MindStudio does not support data collection in the cluster scenario. You can use Merge Reports to import the parent directory of PROF_XXX to display the collected profile data.
Summary Page
When you access Cluster Analysis for the first time, the summary page is displayed, on which a maximum of 10 groups of data can be included in a bar chart.
The summary page is divided into areas 1 to 4. For details about the fields, see Table 1, Table 2, Table 3, and Table 4.
- When Type is set to Iteration ID, Step Trace (iteration trace data) and Collective Communication (collective communication data) are displayed. When Type is set to Rank ID, only Step Trace is displayed.
- If you click a bar chart in the Step Trace area on the summary page, the detailed iteration data page corresponding to the iteration ID or rank ID will be prompted.
- The horizontal and vertical coordinates of the bar chart are described as follows:
- When Type is set to Iteration ID, the horizontal coordinates sort the iteration traces of all cluster nodes by total duration in descending order from left to right by default (collective communication data is sorted by communication time in descending order). If you click a column name in a table in area 2 or 4, the bar chart sorts the column values. The vertical coordinates are durations.

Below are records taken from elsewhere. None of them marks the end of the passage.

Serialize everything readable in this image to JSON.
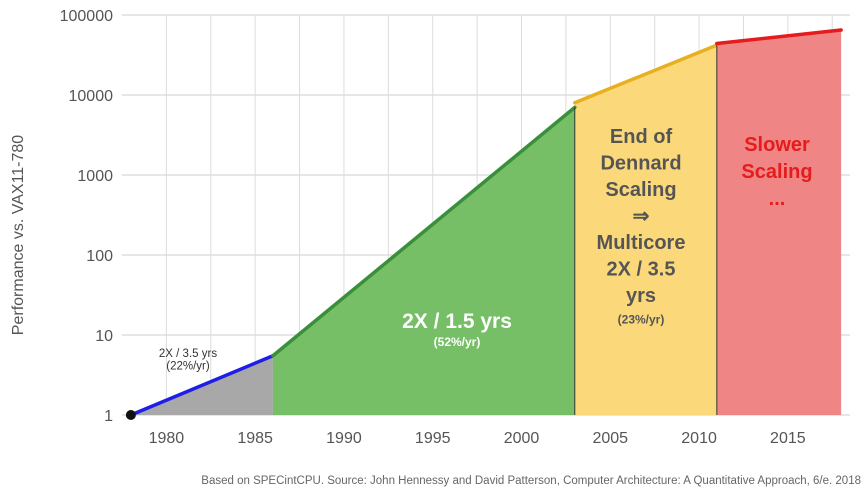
{
  "chart_data": {
    "type": "area",
    "ylabel": "Performance vs. VAX11-780",
    "yscale": "log",
    "ylim": [
      1,
      100000
    ],
    "xlim": [
      1977.5,
      2018.5
    ],
    "x_ticks": [
      "1980",
      "1985",
      "1990",
      "1995",
      "2000",
      "2005",
      "2010",
      "2015"
    ],
    "y_ticks": [
      "1",
      "10",
      "100",
      "1000",
      "10000",
      "100000"
    ],
    "grid": true,
    "start_point": {
      "x": 1978,
      "y": 1
    },
    "segments": [
      {
        "x_start": 1978,
        "x_end": 1986,
        "y_start": 1,
        "y_end": 5.5,
        "fill": "#a8a8a8",
        "line": "#1e1ee6",
        "label_lines": [
          "2X / 3.5 yrs",
          "(22%/yr)"
        ]
      },
      {
        "x_start": 1986,
        "x_end": 2003,
        "y_start": 5.5,
        "y_end": 7000,
        "fill": "#76bf66",
        "line": "#3a8f3a",
        "label_lines": [
          "2X / 1.5 yrs",
          "(52%/yr)"
        ]
      },
      {
        "x_start": 2003,
        "x_end": 2011,
        "y_start": 8000,
        "y_end": 42000,
        "fill": "#fbd97a",
        "line": "#e8b020",
        "label_lines": [
          "End of",
          "Dennard",
          "Scaling",
          "⇒",
          "Multicore",
          "2X / 3.5",
          "yrs",
          "(23%/yr)"
        ]
      },
      {
        "x_start": 2011,
        "x_end": 2018,
        "y_start": 44000,
        "y_end": 65000,
        "fill": "#f08585",
        "line": "#e51c1c",
        "label_lines": [
          "Slower",
          "Scaling",
          "..."
        ]
      }
    ],
    "source": "Based on SPECintCPU. Source: John Hennessy and David Patterson, Computer Architecture: A Quantitative Approach, 6/e. 2018"
  }
}
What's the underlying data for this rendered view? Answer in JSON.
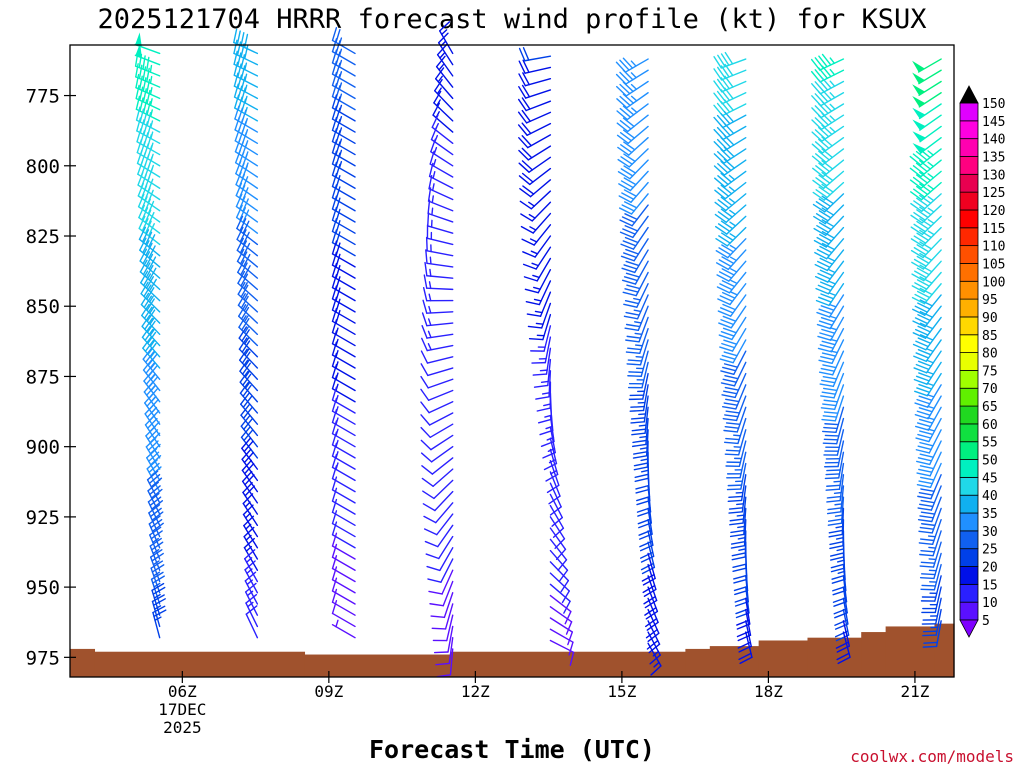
{
  "title": "2025121704 HRRR forecast wind profile (kt) for KSUX",
  "xlabel": "Forecast Time (UTC)",
  "credit": "coolwx.com/models",
  "chart_data": {
    "type": "wind-barb-profile",
    "title": "2025121704 HRRR forecast wind profile (kt) for KSUX",
    "xlabel": "Forecast Time (UTC)",
    "ylabel": "",
    "x_range_hours": [
      3.7,
      21.8
    ],
    "y_range_hpa": [
      757,
      982
    ],
    "y_ticks": [
      {
        "value": 775,
        "label": "775"
      },
      {
        "value": 800,
        "label": "800"
      },
      {
        "value": 825,
        "label": "825"
      },
      {
        "value": 850,
        "label": "850"
      },
      {
        "value": 875,
        "label": "875"
      },
      {
        "value": 900,
        "label": "900"
      },
      {
        "value": 925,
        "label": "925"
      },
      {
        "value": 950,
        "label": "950"
      },
      {
        "value": 975,
        "label": "975"
      }
    ],
    "x_ticks": [
      {
        "value": 6,
        "label": "06Z",
        "sub1": "17DEC",
        "sub2": "2025"
      },
      {
        "value": 9,
        "label": "09Z"
      },
      {
        "value": 12,
        "label": "12Z"
      },
      {
        "value": 15,
        "label": "15Z"
      },
      {
        "value": 18,
        "label": "18Z"
      },
      {
        "value": 21,
        "label": "21Z"
      }
    ],
    "color_scale_kt": [
      5,
      10,
      15,
      20,
      25,
      30,
      35,
      40,
      45,
      50,
      55,
      60,
      65,
      70,
      75,
      80,
      85,
      90,
      95,
      100,
      105,
      110,
      115,
      120,
      125,
      130,
      135,
      140,
      145,
      150
    ],
    "color_scale_colors": [
      "#7f00ff",
      "#5a10ff",
      "#2a20ff",
      "#0010e8",
      "#0040e8",
      "#1060f0",
      "#2090ff",
      "#10b0f0",
      "#20d8e8",
      "#00f0c0",
      "#00f080",
      "#10e040",
      "#20d820",
      "#60f000",
      "#a0ff00",
      "#e8ff00",
      "#ffff00",
      "#ffd800",
      "#ffb000",
      "#ff9000",
      "#ff7000",
      "#ff5000",
      "#ff2800",
      "#ff0000",
      "#f00020",
      "#e80050",
      "#ff0080",
      "#ff00b0",
      "#ff00e0",
      "#e000ff"
    ],
    "ground_hpa": [
      {
        "from": 3.7,
        "to": 4.2,
        "p": 972
      },
      {
        "from": 4.2,
        "to": 8.5,
        "p": 973
      },
      {
        "from": 8.5,
        "to": 11.5,
        "p": 974
      },
      {
        "from": 11.5,
        "to": 16.3,
        "p": 973
      },
      {
        "from": 16.3,
        "to": 16.8,
        "p": 972
      },
      {
        "from": 16.8,
        "to": 17.8,
        "p": 971
      },
      {
        "from": 17.8,
        "to": 18.8,
        "p": 969
      },
      {
        "from": 18.8,
        "to": 19.9,
        "p": 968
      },
      {
        "from": 19.9,
        "to": 20.4,
        "p": 966
      },
      {
        "from": 20.4,
        "to": 21.4,
        "p": 964
      },
      {
        "from": 21.4,
        "to": 21.8,
        "p": 963
      }
    ],
    "columns": [
      {
        "hour": 5.7,
        "p_top": 760,
        "p_bot": 968,
        "dir_top": 290,
        "dir_bot": 345,
        "spd_top": 48,
        "spd_bot": 24
      },
      {
        "hour": 7.7,
        "p_top": 760,
        "p_bot": 969,
        "dir_top": 295,
        "dir_bot": 335,
        "spd_top": 38,
        "spd_bot": 12
      },
      {
        "hour": 9.7,
        "p_top": 760,
        "p_bot": 971,
        "dir_top": 300,
        "dir_bot": 300,
        "spd_top": 27,
        "spd_bot": 7
      },
      {
        "hour": 11.7,
        "p_top": 760,
        "p_bot": 972,
        "dir_top": 330,
        "dir_bot": 185,
        "spd_top": 16,
        "spd_bot": 9
      },
      {
        "hour": 13.7,
        "p_top": 761,
        "p_bot": 972,
        "dir_top": 260,
        "dir_bot": 115,
        "spd_top": 20,
        "spd_bot": 9
      },
      {
        "hour": 15.7,
        "p_top": 762,
        "p_bot": 971,
        "dir_top": 240,
        "dir_bot": 150,
        "spd_top": 34,
        "spd_bot": 17
      },
      {
        "hour": 17.7,
        "p_top": 762,
        "p_bot": 969,
        "dir_top": 250,
        "dir_bot": 165,
        "spd_top": 42,
        "spd_bot": 18
      },
      {
        "hour": 19.7,
        "p_top": 762,
        "p_bot": 967,
        "dir_top": 245,
        "dir_bot": 165,
        "spd_top": 46,
        "spd_bot": 19
      },
      {
        "hour": 21.7,
        "p_top": 762,
        "p_bot": 962,
        "dir_top": 240,
        "dir_bot": 190,
        "spd_top": 52,
        "spd_bot": 22
      }
    ]
  }
}
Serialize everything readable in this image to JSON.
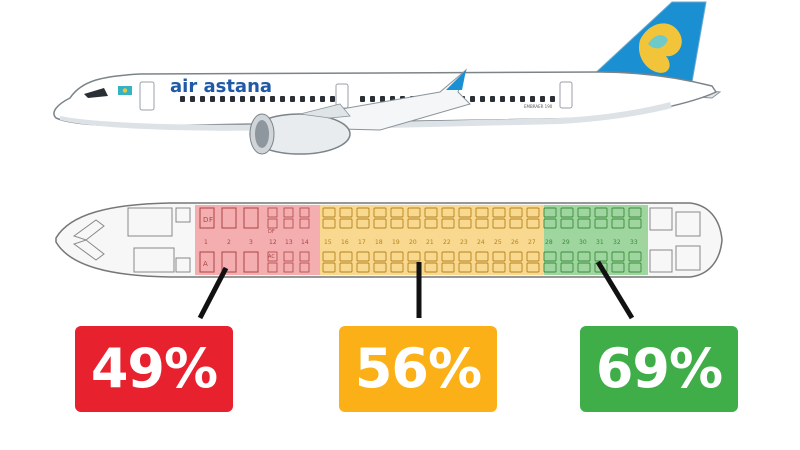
{
  "airline": {
    "name": "air astana",
    "model_label": "EMBRAER 190"
  },
  "seat_map": {
    "labels_left": [
      "D",
      "F",
      "A",
      "C",
      "1",
      "2",
      "3"
    ],
    "front_labels": [
      "12",
      "13",
      "14"
    ],
    "front_pairs": [
      "DF",
      "AC"
    ],
    "mid_rows": [
      "15",
      "16",
      "17",
      "18",
      "19",
      "20",
      "21",
      "22",
      "23",
      "24",
      "25",
      "26",
      "27"
    ],
    "rear_rows": [
      "28",
      "29",
      "30",
      "31",
      "32",
      "33"
    ]
  },
  "zones": [
    {
      "id": "front",
      "percent": "49%",
      "color": "#e8212e",
      "zone_color": "#f3a1a3"
    },
    {
      "id": "middle",
      "percent": "56%",
      "color": "#fbb017",
      "zone_color": "#f9d27c"
    },
    {
      "id": "rear",
      "percent": "69%",
      "color": "#3fae49",
      "zone_color": "#8fd08f"
    }
  ]
}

- When Type is set to Rank ID, the horizontal coordinates sort all iteration traces of the current cluster node by total duration in descending order from left to right by default. If you click a column name in a table in area 2, the bar chart sorts the column values. The vertical coordinates are iteration durations.
|
Field |
Description |
|---|---|
|
Type |
Data display mode:
|
|
Iteration ID |
Iteration ID, used for querying the iteration data of all devices in a specified iteration. |
|
Rank ID |
Rank ID, used for querying all iteration data of a specified node. |
|
Model ID |
Model ID, used for querying the iteration data of a specified model in a specified iteration or on a specified node. |
|
Apply |
Data export button. After you select an iteration ID/rank ID and a model ID, and click this button, the Cluster Iteration Analysis report of the corresponding node is exported. |
|
Step Trace |
Iteration trace data. |
|
Bar Chart |
Use the bar chart to display the iteration duration data. If this parameter is selected, FP to BP time, Iteration Refresh, and Iteration Interval are displayed in the bar chart in parallel. |
|
Stack Chart |
Use the stack chart to display the iteration duration data. If this parameter is selected, FP to BP time, Iteration Refresh, and Iteration Interval are displayed in a bar chart in stack mode. |
|
Top |
You can set the Top N value to display top N data records with the longest iteration durations. The value ranges from 1 to 200. The default value is 10. |
|
Field |
Description |
|---|---|
|
Iteration ID |
Iteration ID. |
|
Rank ID |
Rank ID. |
|
FP to BP time(us) |
FP/BP elapsed time (= BP End – FP Start). The unit is μs. |
|
Iteration Refresh(us) |
Iteration refresh hangover time (= Iteration End – BP End). The unit is μs. |
|
Iteration Interval(us) |
Iteration interval. The unit is μs. |
|
Total Time(us) |
Total iteration duration. |
Detailed Iteration Data Page
Area 1:
For details about timeline data, see Timeline View.
Area 2:
Operator Statistics: operator statistics.
|
Field |
Description |
|---|---|
|
Model Name |
Model name. It may be left empty if no related data is collected. |
|
OP Type |
Operator type. |
|
Core Type |
Core type. |
|
Count |
Number of calls to an operator. |
|
Total Time(us) |
Time taken by the calls to an operator (μs). |
|
Min Time(us) |
Minimum time required for calling an operator (μs) |
|
Avg Time(us) |
Average time required for calling an operator (μs) |
|
Max Time(us) |
Maximum time required for calling an operator (μs) |
|
Total Time Ratio(%) |
Percentage of duration of the operator calls in the model. |
Area 3:
Computing Workload: operator computing workload.
The pie chart is not associated with the table on the right. It is drawn based on the proportion of each operator type in the OP Type column in the table. This pie chart is displayed only when Profiling collects data in task-based mode. The fields displayed are related to the AI Core collection type. For details about the fields, see AI Core Metrics View.